Mémoire Résistance et Déportation dans les Côtes-du-Nord

Réorganisation du PCF et première rafle de Vichy

Démantelé par la répression en 1939-1940, le parti communiste est la première force politique à se réorganiser dans la clandestinité.

En juin 1940, le PCF dans les Côtes-du-Nord n’existe plus : les quelques dizaines de militants qui ont échappé à la répression durant la « drôle de guerre » sont désemparés par le changement de ligne politique de leurs dirigeants nationaux (passage à une ligne pacifiste) et les plus connus restent l’objet d’une surveillance policière.

A l’automne 1940, deux hommes tentent de réorganiser le PCF clandestin dans les Côtes-du-Nord : Pierre Petit et Pierre Le Queinec, tous deux cadres de la CGT. A Saint-Brieuc, ce dernier organise un rassemblement (autorisé par Vichy) sur la tombe de l’ancien secrétaire fédéral Flouriot, le 4 septembre, jour anniversaire de sa mort. C’est l’occasion de renouer des contacts.

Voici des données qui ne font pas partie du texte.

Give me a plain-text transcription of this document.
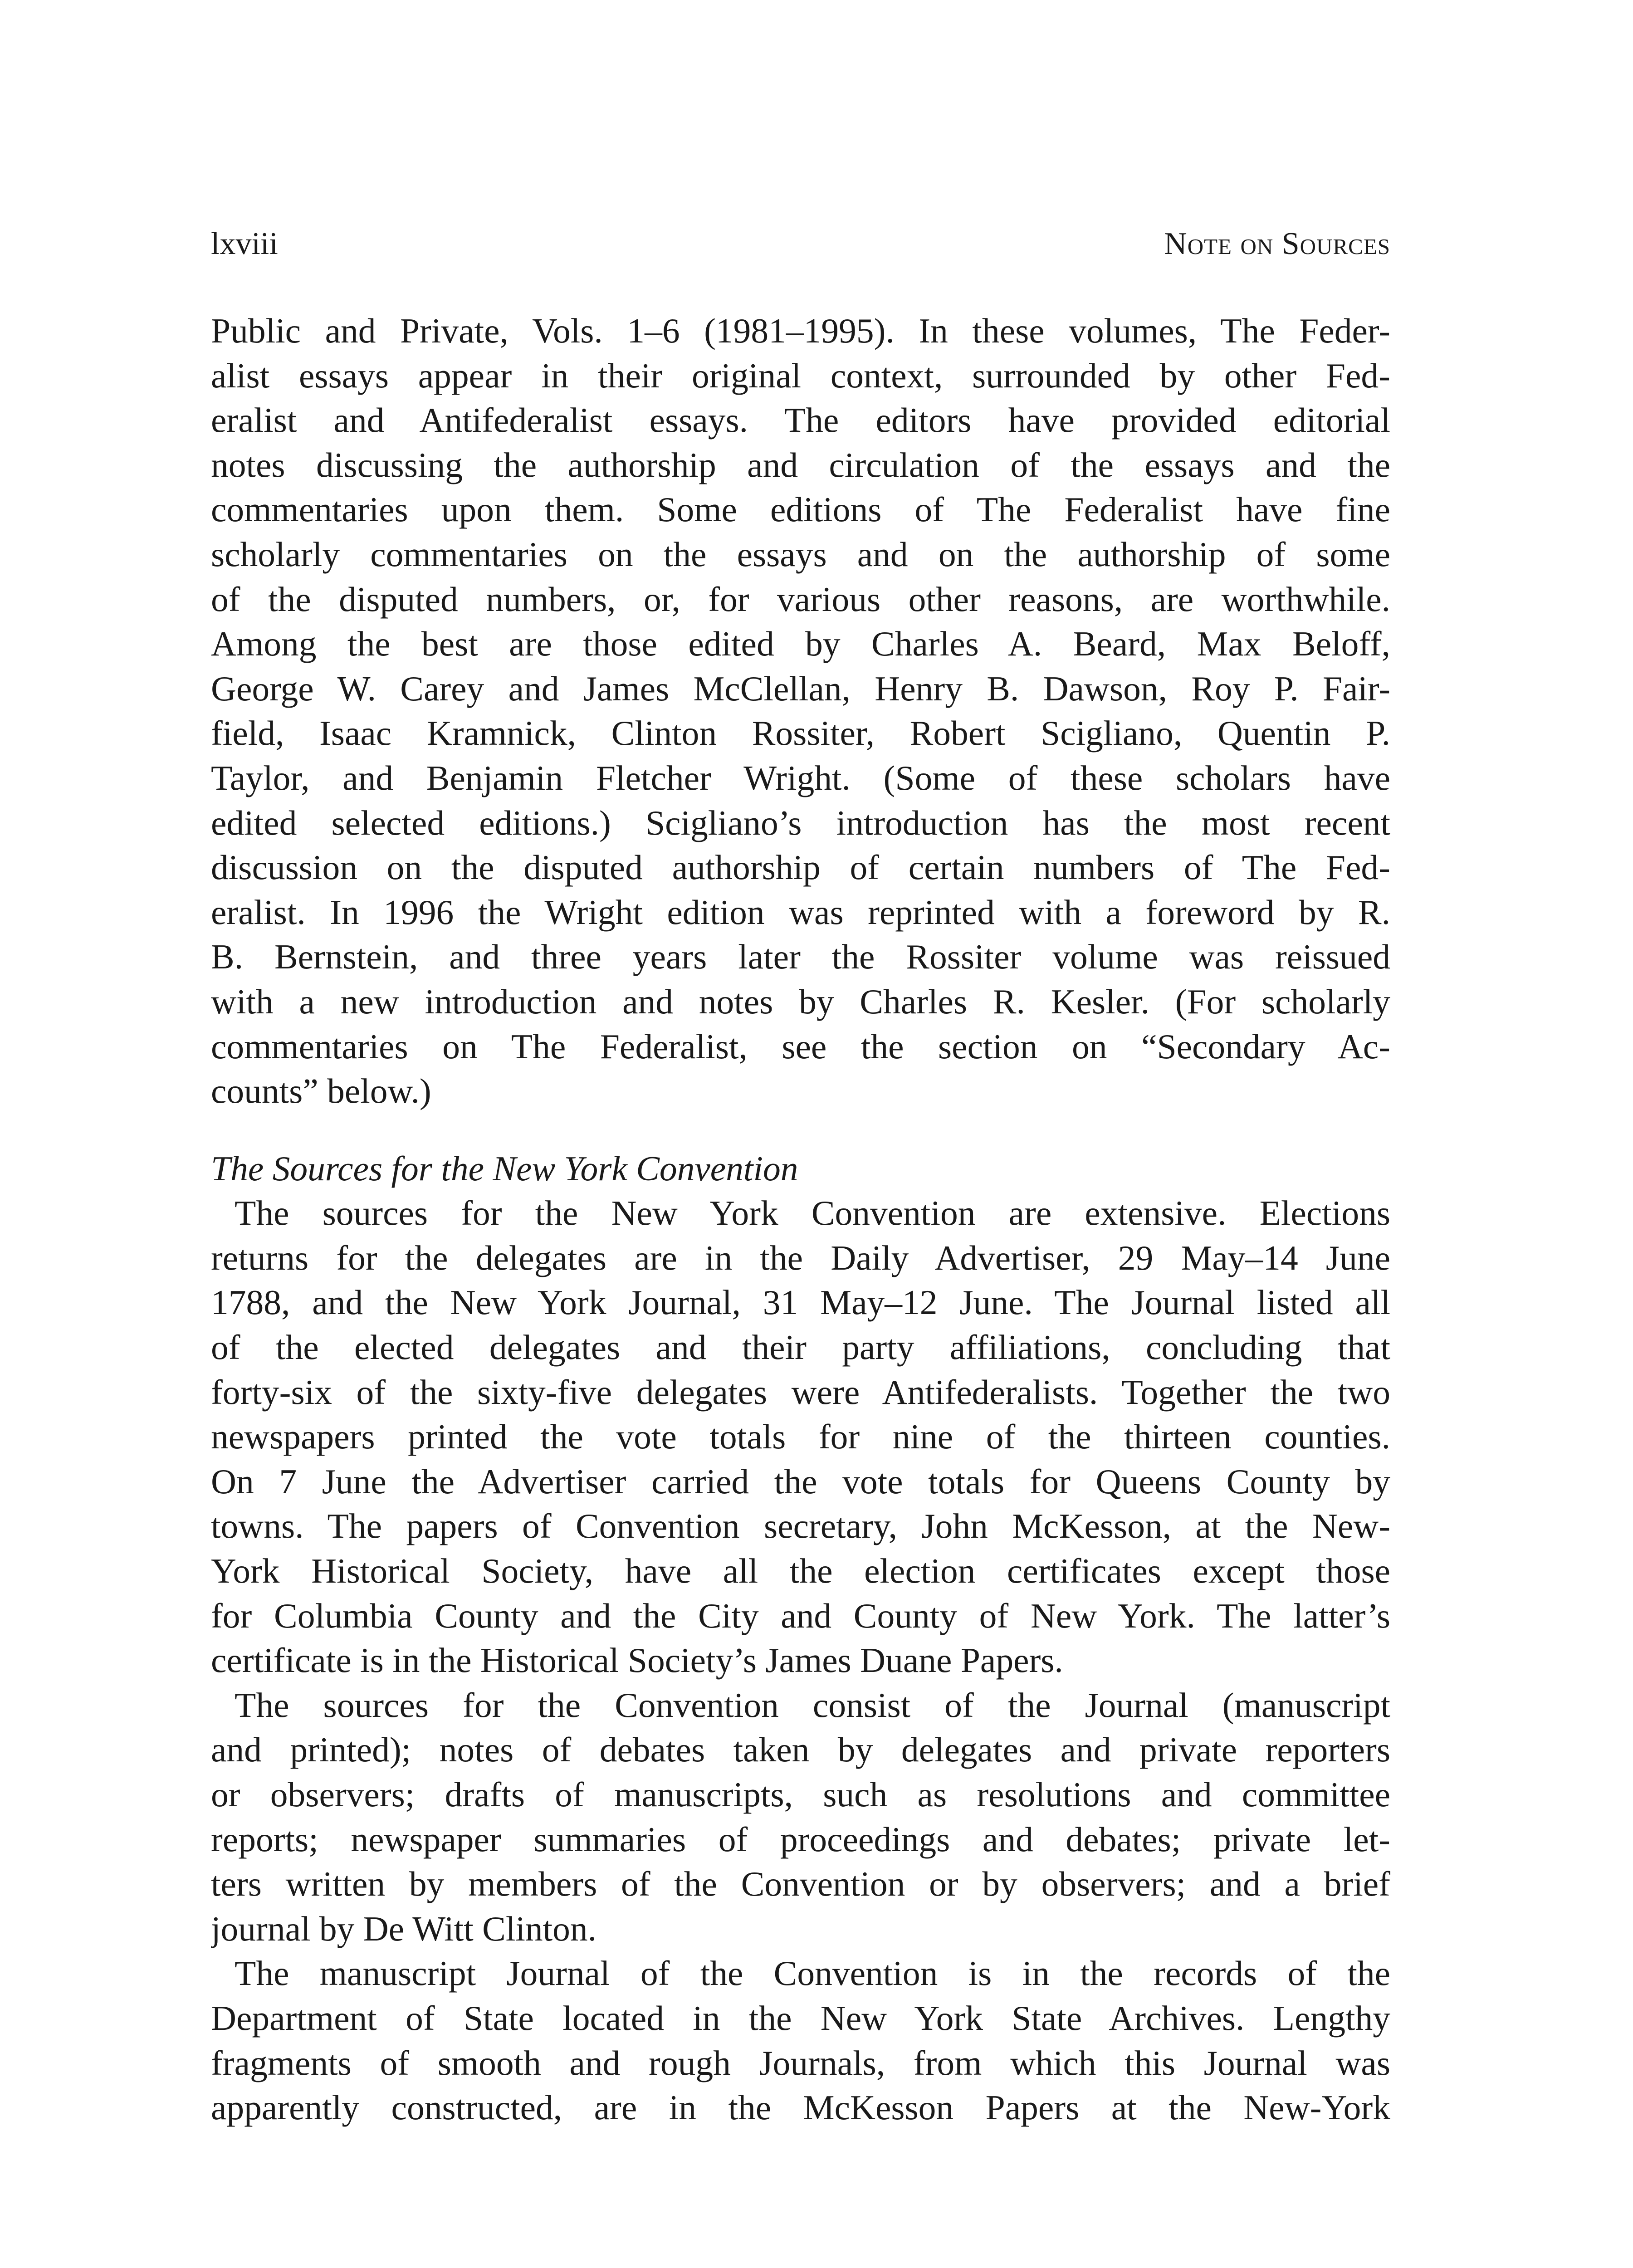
lxviii	Note on Sources
Public and Private, Vols. 1–6 (1981–1995). In these volumes, The Feder-
alist essays appear in their original context, surrounded by other Fed-
eralist and Antifederalist essays. The editors have provided editorial
notes discussing the authorship and circulation of the essays and the
commentaries upon them. Some editions of The Federalist have fine
scholarly commentaries on the essays and on the authorship of some
of the disputed numbers, or, for various other reasons, are worthwhile.
Among the best are those edited by Charles A. Beard, Max Beloff,
George W. Carey and James McClellan, Henry B. Dawson, Roy P. Fair-
field, Isaac Kramnick, Clinton Rossiter, Robert Scigliano, Quentin P.
Taylor, and Benjamin Fletcher Wright. (Some of these scholars have
edited selected editions.) Scigliano’s introduction has the most recent
discussion on the disputed authorship of certain numbers of The Fed-
eralist. In 1996 the Wright edition was reprinted with a foreword by R.
B. Bernstein, and three years later the Rossiter volume was reissued
with a new introduction and notes by Charles R. Kesler. (For scholarly
commentaries on The Federalist, see the section on “Secondary Ac-
counts” below.)
The Sources for the New York Convention
The sources for the New York Convention are extensive. Elections
returns for the delegates are in the Daily Advertiser, 29 May–14 June
1788, and the New York Journal, 31 May–12 June. The Journal listed all
of the elected delegates and their party affiliations, concluding that
forty-six of the sixty-five delegates were Antifederalists. Together the two
newspapers printed the vote totals for nine of the thirteen counties.
On 7 June the Advertiser carried the vote totals for Queens County by
towns. The papers of Convention secretary, John McKesson, at the New-
York Historical Society, have all the election certificates except those
for Columbia County and the City and County of New York. The latter’s
certificate is in the Historical Society’s James Duane Papers.
The sources for the Convention consist of the Journal (manuscript
and printed); notes of debates taken by delegates and private reporters
or observers; drafts of manuscripts, such as resolutions and committee
reports; newspaper summaries of proceedings and debates; private let-
ters written by members of the Convention or by observers; and a brief
journal by De Witt Clinton.
The manuscript Journal of the Convention is in the records of the
Department of State located in the New York State Archives. Lengthy
fragments of smooth and rough Journals, from which this Journal was
apparently constructed, are in the McKesson Papers at the New-York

Pour rétablir la liaison avec le « centre », Le Queinec prend contact avec le vieux dirigeant Marcel Cachin (rédacteur en chef de L’Humanité avant guerre), retiré dans sa maison de Plourivo. Mais celui-ci est isolé lui aussi et se contente d’encourager les initiatives locales, sans pour autant passer dans la clandestinité comme lui demande la direction nationale du parti. Cachin et son gendre sont effectivement arrêtés par les Allemands en août 1941, emprisonnés à Paris, puis libérés en octobre après avoir accepté de signer un texte désavouant les attentats individuels contre les Allemands : c’est « L’affaire Cachin » qui se poursuivra durant l’année 1942.

Quoi qu’il en soit, malgré les difficultés et le danger, le PC des Côtes-du-Nord se réorganise au 1er semestre 1941, comme en témoignent les progrès de la propagande sous la forme de tracts ou de journaux clandestins avant même l’invasion de l’URSS par Hitler. C’est le cas en particulier dans l’ouest du département (région de Guingamp, de Callac-Bourbriac, Trégor). Cette précocité de l’activité communiste en pays bretonnant explique le poids du PCF et de cette région dans l’action clandestine jusqu’à la Libération.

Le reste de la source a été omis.